There are lot of options for users to customize their settings for optimizing with TensorRT. Some of the frequently used options are as follows:

inputs - For static shapes, this can be a list of torch tensors or torch_tensorrt.Input objects. For dynamic shapes, this should be a list of torch_tensorrt.Input objects.
enable_autocast - For mixed precision, use enable_autocast=True with autocast_low_precision_type. Strong typing (respecting model/input dtypes) is always enabled.
truncate_long_and_double - Truncates long and double values to int and floats respectively.
torch_executed_ops - Operators which are forced to be executed by Torch.
min_block_size - Minimum number of consecutive operators required to be executed as a TensorRT segment.

The complete list of options can be found here

Under the hood#

Under the hood, torch_tensorrt.dynamo.compile performs the following on the graph.
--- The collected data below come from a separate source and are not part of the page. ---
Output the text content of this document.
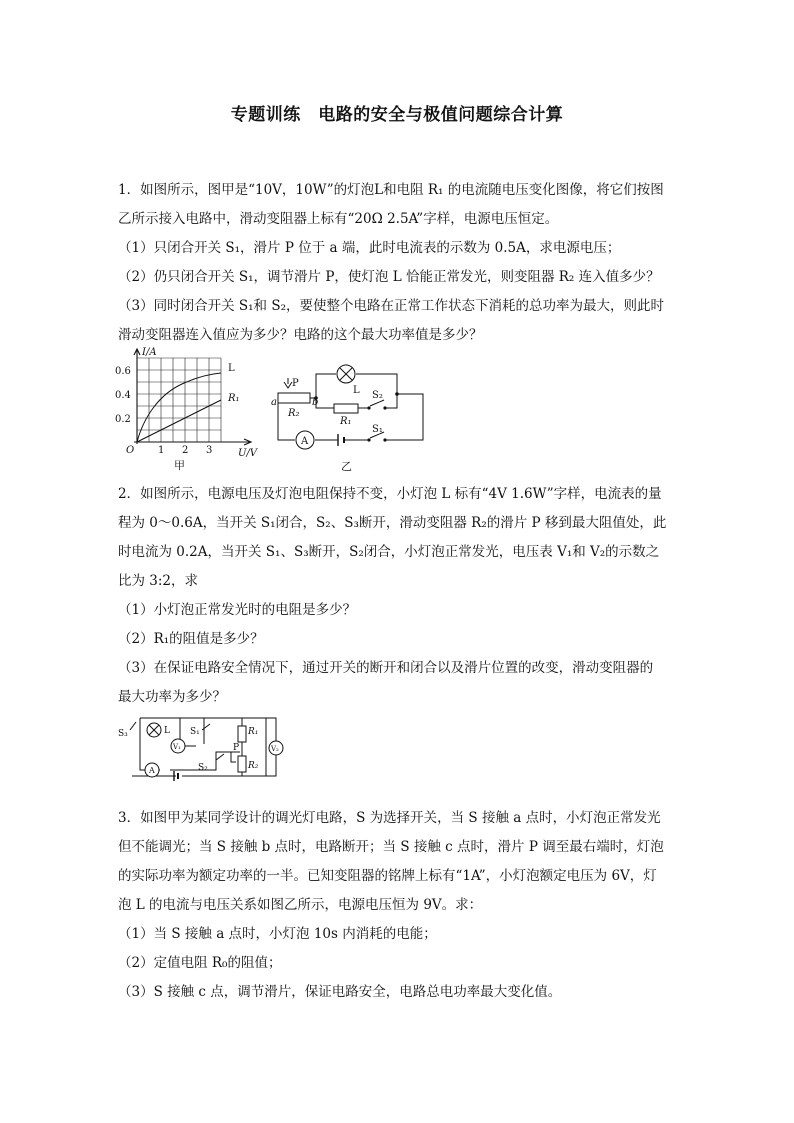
专题训练　电路的安全与极值问题综合计算
1．如图所示，图甲是“10V，10W”的灯泡L和电阻 R₁ 的电流随电压变化图像，将它们按图
乙所示接入电路中，滑动变阻器上标有“20Ω 2.5A”字样，电源电压恒定。
（1）只闭合开关 S₁，滑片 P 位于 a 端，此时电流表的示数为 0.5A，求电源电压；
（2）仍只闭合开关 S₁，调节滑片 P，使灯泡 L 恰能正常发光，则变阻器 R₂ 连入值多少？
（3）同时闭合开关 S₁和 S₂，要使整个电路在正常工作状态下消耗的总功率为最大，则此时
滑动变阻器连入值应为多少？电路的这个最大功率值是多少？
I/A
0.6
0.4
0.2
O 1 2 3	U/V
L
R₁
甲
P
a	b
R₂
L
R₁
S₂
S₁
A
乙
2．如图所示，电源电压及灯泡电阻保持不变，小灯泡 L 标有“4V 1.6W”字样，电流表的量
程为 0～0.6A，当开关 S₁闭合，S₂、S₃断开，滑动变阻器 R₂的滑片 P 移到最大阻值处，此
时电流为 0.2A，当开关 S₁、S₃断开，S₂闭合，小灯泡正常发光，电压表 V₁和 V₂的示数之
比为 3:2，求
（1）小灯泡正常发光时的电阻是多少？
（2）R₁的阻值是多少？
（3）在保证电路安全情况下，通过开关的断开和闭合以及滑片位置的改变，滑动变阻器的
最大功率为多少？
S₃	L S₁	R₁
V₁	V₂
P
A	S₂	R₂
3．如图甲为某同学设计的调光灯电路，S 为选择开关，当 S 接触 a 点时，小灯泡正常发光
但不能调光；当 S 接触 b 点时，电路断开；当 S 接触 c 点时，滑片 P 调至最右端时，灯泡
的实际功率为额定功率的一半。已知变阻器的铭牌上标有“1A”，小灯泡额定电压为 6V，灯
泡 L 的电流与电压关系如图乙所示，电源电压恒为 9V。求：
（1）当 S 接触 a 点时，小灯泡 10s 内消耗的电能；
（2）定值电阻 R₀的阻值；
（3）S 接触 c 点，调节滑片，保证电路安全，电路总电功率最大变化值。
Lowering - Applies lowering passes to add/remove operators for optimal conversion.
Partitioning - Partitions the graph into Pytorch and TensorRT segments based on the min_block_size and torch_executed_ops field.
Conversion - Pytorch ops get converted into TensorRT ops in this phase.
Optimization - Post conversion, we build the TensorRT engine and embed this inside the pytorch graph.

Tracing#

torch_tensorrt.dynamo.trace can be used to trace a Pytorch graphs and produce ExportedProgram. This internally performs some decompositions of operators for downstream optimization. The ExportedProgram can then be used with torch_tensorrt.dynamo.compile API. If you have dynamic input shapes in your model, you can use this torch_tensorrt.dynamo.trace to export the model with dynamic shapes. Alternatively, you can use torch.export with constraints directly as well.

import torch
import torch_tensorrt

inputs = [torch_tensorrt.Input(min_shape=(1, 3, 224, 224),
                              opt_shape=(4, 3, 224, 224),
                              max_shape=(8, 3, 224, 224),
                              dtype=torch.float32)]
model = MyModel().eval()
exp_program = torch_tensorrt.dynamo.trace(model, inputs)